Author : Sai Siddartha Maram
Lab : Research Assistant Transportation Lab, GeorgiaTech
Professor and Supervisor : Dr. Yi-Chang (James) Tsai
The insight tool provides an opportunity to analyse and study the behaviour of retro-intensity captured form LiDAR on traffic signs. Prominent features of the tool as for the latest push include
- Statistical analysis and sign replacement strategies
- 3D visualiation of the LiDAR signs based on retro
- Identifying areas of damage on the sign
- Relation between color and its effect on retro intensity
- Study specific areas of the sign using Lasso selection technique
- Behaviour of sign and its relation with retro intensity with age and persistent energy absorbtion
From various statistic distributions the tool uses median to give recommendations, this is because of spurious points on the boundary will disturb the mean.

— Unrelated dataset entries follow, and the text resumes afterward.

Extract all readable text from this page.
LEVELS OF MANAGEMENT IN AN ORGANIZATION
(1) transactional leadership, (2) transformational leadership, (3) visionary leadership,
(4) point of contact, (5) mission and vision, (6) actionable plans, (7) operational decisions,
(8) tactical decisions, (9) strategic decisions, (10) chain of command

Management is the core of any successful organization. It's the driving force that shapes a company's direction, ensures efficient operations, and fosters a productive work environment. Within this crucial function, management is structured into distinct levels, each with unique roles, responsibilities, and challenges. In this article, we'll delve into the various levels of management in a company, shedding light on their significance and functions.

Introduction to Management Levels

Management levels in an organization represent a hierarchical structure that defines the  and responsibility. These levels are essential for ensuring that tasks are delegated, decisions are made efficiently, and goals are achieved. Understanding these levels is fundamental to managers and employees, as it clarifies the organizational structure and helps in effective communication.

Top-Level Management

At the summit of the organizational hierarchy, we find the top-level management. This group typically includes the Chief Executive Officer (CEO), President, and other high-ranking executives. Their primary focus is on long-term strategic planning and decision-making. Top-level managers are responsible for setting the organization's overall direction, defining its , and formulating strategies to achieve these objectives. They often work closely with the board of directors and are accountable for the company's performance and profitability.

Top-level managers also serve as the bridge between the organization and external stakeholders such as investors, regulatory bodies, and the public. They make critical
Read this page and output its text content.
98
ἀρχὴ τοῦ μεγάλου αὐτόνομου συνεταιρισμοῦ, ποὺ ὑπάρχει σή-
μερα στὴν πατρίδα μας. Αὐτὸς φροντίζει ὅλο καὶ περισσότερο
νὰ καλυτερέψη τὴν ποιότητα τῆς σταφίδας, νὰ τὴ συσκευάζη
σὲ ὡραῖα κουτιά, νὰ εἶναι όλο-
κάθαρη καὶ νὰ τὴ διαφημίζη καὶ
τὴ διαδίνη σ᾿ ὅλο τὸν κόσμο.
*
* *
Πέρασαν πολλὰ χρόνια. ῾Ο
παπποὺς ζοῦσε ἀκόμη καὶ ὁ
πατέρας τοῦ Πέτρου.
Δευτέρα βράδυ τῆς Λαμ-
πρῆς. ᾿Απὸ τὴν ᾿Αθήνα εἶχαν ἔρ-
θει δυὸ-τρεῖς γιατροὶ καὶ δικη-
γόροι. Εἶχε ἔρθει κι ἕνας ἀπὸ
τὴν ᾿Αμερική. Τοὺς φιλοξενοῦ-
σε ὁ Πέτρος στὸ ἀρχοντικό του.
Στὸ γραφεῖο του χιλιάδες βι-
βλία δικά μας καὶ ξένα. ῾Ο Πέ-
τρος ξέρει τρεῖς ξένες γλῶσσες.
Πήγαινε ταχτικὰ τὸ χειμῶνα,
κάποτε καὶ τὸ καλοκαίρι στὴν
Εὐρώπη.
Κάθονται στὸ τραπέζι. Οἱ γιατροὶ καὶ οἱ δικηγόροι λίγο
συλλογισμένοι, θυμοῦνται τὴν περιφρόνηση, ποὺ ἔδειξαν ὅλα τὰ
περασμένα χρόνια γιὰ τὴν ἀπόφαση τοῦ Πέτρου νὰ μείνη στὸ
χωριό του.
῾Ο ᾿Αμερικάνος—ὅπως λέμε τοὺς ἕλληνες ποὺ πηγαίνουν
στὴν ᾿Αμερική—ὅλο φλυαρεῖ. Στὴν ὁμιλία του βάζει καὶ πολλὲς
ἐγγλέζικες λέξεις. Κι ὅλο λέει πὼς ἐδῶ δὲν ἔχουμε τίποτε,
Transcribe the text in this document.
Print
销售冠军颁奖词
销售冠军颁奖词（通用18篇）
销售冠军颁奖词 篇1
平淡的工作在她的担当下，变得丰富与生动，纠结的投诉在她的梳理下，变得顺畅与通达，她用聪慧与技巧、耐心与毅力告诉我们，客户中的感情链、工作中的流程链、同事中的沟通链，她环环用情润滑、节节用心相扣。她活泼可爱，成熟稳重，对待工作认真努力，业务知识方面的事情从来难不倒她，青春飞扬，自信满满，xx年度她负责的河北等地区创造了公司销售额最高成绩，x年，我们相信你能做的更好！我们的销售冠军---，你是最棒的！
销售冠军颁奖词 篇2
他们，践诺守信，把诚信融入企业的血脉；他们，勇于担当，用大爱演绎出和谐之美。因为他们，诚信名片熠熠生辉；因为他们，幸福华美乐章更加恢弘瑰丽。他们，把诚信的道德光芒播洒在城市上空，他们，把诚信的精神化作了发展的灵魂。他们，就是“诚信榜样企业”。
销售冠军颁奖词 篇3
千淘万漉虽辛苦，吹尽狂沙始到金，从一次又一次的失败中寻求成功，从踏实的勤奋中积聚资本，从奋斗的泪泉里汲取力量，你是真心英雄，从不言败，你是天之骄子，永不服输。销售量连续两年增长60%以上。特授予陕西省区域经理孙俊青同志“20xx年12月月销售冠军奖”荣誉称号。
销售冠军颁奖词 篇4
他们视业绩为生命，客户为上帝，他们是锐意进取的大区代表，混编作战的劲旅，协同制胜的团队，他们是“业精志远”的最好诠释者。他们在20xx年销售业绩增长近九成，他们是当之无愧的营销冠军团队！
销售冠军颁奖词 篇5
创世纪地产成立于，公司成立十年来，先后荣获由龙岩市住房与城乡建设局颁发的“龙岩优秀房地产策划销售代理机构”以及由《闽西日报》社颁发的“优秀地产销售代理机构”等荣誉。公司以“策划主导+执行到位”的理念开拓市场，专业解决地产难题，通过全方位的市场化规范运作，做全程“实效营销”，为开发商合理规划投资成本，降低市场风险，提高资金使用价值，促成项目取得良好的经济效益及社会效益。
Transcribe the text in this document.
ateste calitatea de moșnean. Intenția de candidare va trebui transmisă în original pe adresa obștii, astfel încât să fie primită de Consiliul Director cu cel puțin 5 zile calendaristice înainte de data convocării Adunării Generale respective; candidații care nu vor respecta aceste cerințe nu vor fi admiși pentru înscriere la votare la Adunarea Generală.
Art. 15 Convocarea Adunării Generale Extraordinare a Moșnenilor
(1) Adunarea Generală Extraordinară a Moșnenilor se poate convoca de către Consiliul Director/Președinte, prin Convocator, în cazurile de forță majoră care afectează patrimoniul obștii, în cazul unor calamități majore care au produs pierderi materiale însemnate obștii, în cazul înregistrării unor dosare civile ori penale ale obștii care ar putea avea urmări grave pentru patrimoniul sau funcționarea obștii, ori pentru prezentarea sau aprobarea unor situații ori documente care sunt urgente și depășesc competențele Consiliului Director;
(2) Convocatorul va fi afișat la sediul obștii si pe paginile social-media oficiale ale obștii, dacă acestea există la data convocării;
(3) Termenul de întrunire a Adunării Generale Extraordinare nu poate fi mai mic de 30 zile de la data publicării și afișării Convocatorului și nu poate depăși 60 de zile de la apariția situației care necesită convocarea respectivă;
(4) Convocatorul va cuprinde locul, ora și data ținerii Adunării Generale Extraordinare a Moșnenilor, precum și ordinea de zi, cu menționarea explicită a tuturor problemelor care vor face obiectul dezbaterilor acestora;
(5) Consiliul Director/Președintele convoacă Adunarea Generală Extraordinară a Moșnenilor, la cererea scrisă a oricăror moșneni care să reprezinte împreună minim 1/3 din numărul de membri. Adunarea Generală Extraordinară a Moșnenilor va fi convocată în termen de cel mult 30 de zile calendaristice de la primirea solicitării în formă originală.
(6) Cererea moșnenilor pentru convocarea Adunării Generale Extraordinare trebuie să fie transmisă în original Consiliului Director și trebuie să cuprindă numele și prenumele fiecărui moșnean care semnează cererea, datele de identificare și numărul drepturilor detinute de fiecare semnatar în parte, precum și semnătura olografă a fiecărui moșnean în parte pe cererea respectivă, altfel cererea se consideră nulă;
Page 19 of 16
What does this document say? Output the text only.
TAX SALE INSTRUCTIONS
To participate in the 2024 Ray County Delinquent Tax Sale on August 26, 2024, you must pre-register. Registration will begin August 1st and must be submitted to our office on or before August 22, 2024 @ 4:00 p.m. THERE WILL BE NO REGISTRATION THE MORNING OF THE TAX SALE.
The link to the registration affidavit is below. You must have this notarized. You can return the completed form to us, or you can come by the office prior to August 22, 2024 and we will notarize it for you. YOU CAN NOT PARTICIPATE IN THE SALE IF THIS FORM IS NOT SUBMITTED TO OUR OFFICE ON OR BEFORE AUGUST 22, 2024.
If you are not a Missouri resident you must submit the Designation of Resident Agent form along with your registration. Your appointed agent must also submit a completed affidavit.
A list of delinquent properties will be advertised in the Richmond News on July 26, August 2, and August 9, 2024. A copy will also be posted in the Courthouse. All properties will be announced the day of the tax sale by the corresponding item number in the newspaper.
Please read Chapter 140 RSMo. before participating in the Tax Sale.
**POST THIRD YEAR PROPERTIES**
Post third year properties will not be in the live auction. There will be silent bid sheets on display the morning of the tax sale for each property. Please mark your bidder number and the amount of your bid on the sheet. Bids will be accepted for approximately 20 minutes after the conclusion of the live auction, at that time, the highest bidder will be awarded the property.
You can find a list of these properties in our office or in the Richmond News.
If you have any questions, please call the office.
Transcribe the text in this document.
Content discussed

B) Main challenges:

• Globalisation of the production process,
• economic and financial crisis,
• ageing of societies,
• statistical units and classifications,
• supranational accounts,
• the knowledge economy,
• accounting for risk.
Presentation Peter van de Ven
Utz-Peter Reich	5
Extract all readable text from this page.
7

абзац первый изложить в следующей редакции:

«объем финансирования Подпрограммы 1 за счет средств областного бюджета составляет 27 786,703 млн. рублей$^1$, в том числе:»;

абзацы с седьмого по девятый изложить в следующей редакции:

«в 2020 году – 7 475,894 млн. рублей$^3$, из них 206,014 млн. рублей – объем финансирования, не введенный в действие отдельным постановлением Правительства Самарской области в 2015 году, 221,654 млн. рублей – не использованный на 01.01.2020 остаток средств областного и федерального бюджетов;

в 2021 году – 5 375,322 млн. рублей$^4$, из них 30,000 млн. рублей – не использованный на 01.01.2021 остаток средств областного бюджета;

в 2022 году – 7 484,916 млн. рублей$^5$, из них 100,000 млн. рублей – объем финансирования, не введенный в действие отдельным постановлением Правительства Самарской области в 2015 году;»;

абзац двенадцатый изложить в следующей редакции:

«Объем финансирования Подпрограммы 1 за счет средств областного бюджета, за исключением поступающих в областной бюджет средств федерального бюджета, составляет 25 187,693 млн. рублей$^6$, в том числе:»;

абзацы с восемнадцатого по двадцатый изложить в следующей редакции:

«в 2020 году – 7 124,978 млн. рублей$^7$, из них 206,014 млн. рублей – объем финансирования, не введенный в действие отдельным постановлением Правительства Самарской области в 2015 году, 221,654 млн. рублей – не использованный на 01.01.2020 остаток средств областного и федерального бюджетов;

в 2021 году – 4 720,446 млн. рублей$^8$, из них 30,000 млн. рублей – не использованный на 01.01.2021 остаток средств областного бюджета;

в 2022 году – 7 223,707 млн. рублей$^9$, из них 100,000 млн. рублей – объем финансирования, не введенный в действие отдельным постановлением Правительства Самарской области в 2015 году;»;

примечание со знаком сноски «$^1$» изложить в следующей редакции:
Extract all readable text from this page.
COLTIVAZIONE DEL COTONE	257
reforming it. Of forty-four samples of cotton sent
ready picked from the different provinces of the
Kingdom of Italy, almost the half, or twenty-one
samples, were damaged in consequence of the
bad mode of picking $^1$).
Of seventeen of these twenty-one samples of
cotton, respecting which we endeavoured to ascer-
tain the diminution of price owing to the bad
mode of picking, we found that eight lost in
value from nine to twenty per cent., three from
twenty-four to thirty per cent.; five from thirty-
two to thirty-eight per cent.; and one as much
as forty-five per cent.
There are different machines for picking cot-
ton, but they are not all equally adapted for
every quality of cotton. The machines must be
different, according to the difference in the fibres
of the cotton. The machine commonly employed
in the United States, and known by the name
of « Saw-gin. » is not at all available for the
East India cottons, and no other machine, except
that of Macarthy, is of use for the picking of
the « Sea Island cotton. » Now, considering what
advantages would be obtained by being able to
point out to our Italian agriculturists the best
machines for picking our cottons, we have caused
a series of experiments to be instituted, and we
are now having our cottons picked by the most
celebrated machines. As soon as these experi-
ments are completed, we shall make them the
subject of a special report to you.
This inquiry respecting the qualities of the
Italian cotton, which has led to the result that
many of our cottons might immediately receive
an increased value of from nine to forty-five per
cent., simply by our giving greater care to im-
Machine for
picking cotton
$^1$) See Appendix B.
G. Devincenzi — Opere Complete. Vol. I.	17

The tool loads the data (user selected sign id) from the lidar inventory and populates histogram and the corresponding 3D heights based on the retro values
The tool allows us to get insight on the spurious points and also generate insight into different points based on retro values
The lasso analysis allows user to draw ovIndia1983er certain points they are interested to study, this allows us to study the behaviour and trends of retrointensity based on age, color and region
Place your data in the Data folder. Data consists of an .csv sheet named signs.csv. The GUI tool uses pX,pY,Retro,Color values for each sign_id. Make sure you fill these coloumns correctly as per the data you have collected. Please note this application is developed based on the output of the colorizer if you plan to use different data, make sure you adjust your data coloumn names accordingly. Do not use the GPS coordinates to plot the graphs, since the points will be highly indisiguisable on 3d plots so make sure you use only pX and pY.
(Change line number 52, if you want to anyother sign csv sheet)
In the code section, you will find the UI_with_lasso.py, this is the core algorithm and has the GUI code within. Install the dependencies required and run the.
python UI_with_lasso.py
Post which all the tools can be used from the GUI.